What is your research about?

Capturing CO2 with bacteria. We are reprogramming bacteria by modifying their DNA to capture it more efficiently and with less energy. For example, with CRISPR-Cas, but we have a very large toolbox. We work with E. coli, which is well understood. It depends on the bacteria and the adaptation you want to make. We generate a range of mutations that we think are important. Then we have a competition to see which one grows the fastest. We make sure they need CO2 to do it. We can make a lot of them at once and have them do a competition experiment. The Bacterial Olympics.

Why did you choose this subject?

I studied both environmental science and biotechnology. I am fascinated by what micro-organisms can do. It makes me think about environmental and climate problems and how to address them. The best part is when we make a breakthrough with colleagues.
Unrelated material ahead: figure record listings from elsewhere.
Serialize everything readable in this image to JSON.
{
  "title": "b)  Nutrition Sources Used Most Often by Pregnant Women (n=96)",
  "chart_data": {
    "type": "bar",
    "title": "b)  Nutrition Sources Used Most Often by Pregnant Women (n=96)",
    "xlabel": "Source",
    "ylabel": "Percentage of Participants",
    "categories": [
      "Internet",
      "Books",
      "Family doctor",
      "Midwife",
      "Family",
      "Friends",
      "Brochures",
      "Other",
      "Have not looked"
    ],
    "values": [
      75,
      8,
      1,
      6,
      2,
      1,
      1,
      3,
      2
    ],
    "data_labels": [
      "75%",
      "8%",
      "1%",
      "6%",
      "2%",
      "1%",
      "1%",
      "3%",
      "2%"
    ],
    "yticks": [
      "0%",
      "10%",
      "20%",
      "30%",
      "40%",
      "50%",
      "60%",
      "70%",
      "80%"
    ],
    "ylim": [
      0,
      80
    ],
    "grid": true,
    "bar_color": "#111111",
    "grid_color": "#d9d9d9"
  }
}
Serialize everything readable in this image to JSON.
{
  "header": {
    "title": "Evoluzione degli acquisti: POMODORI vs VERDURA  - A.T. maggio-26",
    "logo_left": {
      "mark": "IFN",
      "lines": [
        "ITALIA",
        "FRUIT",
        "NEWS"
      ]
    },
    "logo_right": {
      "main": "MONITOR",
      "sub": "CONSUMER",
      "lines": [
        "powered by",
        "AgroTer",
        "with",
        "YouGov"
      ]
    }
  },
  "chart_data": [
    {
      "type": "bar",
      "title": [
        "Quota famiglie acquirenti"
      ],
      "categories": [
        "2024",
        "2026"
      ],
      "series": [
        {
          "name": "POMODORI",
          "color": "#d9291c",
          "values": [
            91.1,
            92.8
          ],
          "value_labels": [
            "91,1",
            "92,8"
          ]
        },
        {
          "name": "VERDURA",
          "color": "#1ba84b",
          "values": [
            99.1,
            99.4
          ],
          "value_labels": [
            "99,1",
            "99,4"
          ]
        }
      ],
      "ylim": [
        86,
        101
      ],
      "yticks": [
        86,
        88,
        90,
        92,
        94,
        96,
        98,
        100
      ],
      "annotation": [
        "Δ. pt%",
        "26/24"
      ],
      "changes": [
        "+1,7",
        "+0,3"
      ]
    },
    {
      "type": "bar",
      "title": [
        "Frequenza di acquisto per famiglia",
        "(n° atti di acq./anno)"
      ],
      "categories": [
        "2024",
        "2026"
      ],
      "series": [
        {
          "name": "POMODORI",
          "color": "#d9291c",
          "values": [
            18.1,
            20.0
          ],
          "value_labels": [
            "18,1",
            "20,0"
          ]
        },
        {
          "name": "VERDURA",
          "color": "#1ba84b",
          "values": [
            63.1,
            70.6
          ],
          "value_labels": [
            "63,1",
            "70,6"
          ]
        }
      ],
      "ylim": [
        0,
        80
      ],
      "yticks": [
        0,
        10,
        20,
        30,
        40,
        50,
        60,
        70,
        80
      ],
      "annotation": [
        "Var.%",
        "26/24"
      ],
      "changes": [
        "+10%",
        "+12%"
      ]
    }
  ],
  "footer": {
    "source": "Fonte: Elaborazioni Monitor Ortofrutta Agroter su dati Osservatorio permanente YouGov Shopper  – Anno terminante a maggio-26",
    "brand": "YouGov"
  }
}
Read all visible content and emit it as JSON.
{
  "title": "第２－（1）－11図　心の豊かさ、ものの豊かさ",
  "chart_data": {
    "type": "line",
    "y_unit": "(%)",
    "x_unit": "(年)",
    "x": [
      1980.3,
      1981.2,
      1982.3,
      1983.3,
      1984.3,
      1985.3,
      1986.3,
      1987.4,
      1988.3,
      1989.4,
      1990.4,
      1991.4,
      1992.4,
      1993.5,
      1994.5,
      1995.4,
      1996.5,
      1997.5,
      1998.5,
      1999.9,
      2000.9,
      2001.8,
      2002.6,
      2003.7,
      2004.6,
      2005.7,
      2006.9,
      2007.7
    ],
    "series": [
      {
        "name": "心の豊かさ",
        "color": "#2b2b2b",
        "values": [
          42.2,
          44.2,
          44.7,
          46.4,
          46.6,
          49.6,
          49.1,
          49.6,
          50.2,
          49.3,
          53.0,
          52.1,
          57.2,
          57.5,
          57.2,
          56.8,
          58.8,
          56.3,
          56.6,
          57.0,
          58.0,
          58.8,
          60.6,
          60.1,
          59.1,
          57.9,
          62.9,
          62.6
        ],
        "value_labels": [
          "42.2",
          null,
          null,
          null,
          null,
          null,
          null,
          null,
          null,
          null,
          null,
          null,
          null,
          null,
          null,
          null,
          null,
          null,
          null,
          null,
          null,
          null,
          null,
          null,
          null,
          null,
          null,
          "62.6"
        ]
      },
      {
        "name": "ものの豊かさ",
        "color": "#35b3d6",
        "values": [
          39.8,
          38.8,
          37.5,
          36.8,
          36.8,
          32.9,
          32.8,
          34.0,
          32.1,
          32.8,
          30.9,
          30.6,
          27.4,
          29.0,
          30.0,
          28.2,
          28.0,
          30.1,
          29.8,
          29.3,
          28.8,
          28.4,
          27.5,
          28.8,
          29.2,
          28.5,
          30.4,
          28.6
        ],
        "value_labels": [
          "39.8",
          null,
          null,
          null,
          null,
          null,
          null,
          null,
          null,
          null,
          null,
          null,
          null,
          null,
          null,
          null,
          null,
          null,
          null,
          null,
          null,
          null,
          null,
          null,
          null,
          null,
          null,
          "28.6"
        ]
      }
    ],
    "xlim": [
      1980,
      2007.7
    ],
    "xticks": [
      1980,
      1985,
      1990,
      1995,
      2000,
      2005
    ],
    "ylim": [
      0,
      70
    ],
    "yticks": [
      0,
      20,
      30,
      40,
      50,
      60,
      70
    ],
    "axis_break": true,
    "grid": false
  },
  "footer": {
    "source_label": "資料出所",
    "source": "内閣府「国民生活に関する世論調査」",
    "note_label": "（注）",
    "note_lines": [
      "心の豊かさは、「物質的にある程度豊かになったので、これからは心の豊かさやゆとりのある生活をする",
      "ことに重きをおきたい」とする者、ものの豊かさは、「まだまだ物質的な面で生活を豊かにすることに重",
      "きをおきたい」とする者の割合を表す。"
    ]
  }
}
One recent breakthrough was with a bacterium that can grow at high temperatures. It was a difficult bacterium to adapt, but we finally got it to grow on methanol. At first it only grew on sugar. Now it grows partly on methanol.

What prop did you bring?

A pen, a sports shirt and a mobile phone, because they are all made of plastic. We are looking for a new way to get the carbon from somewhere. CO2 from the air will be the ultimate carbon source.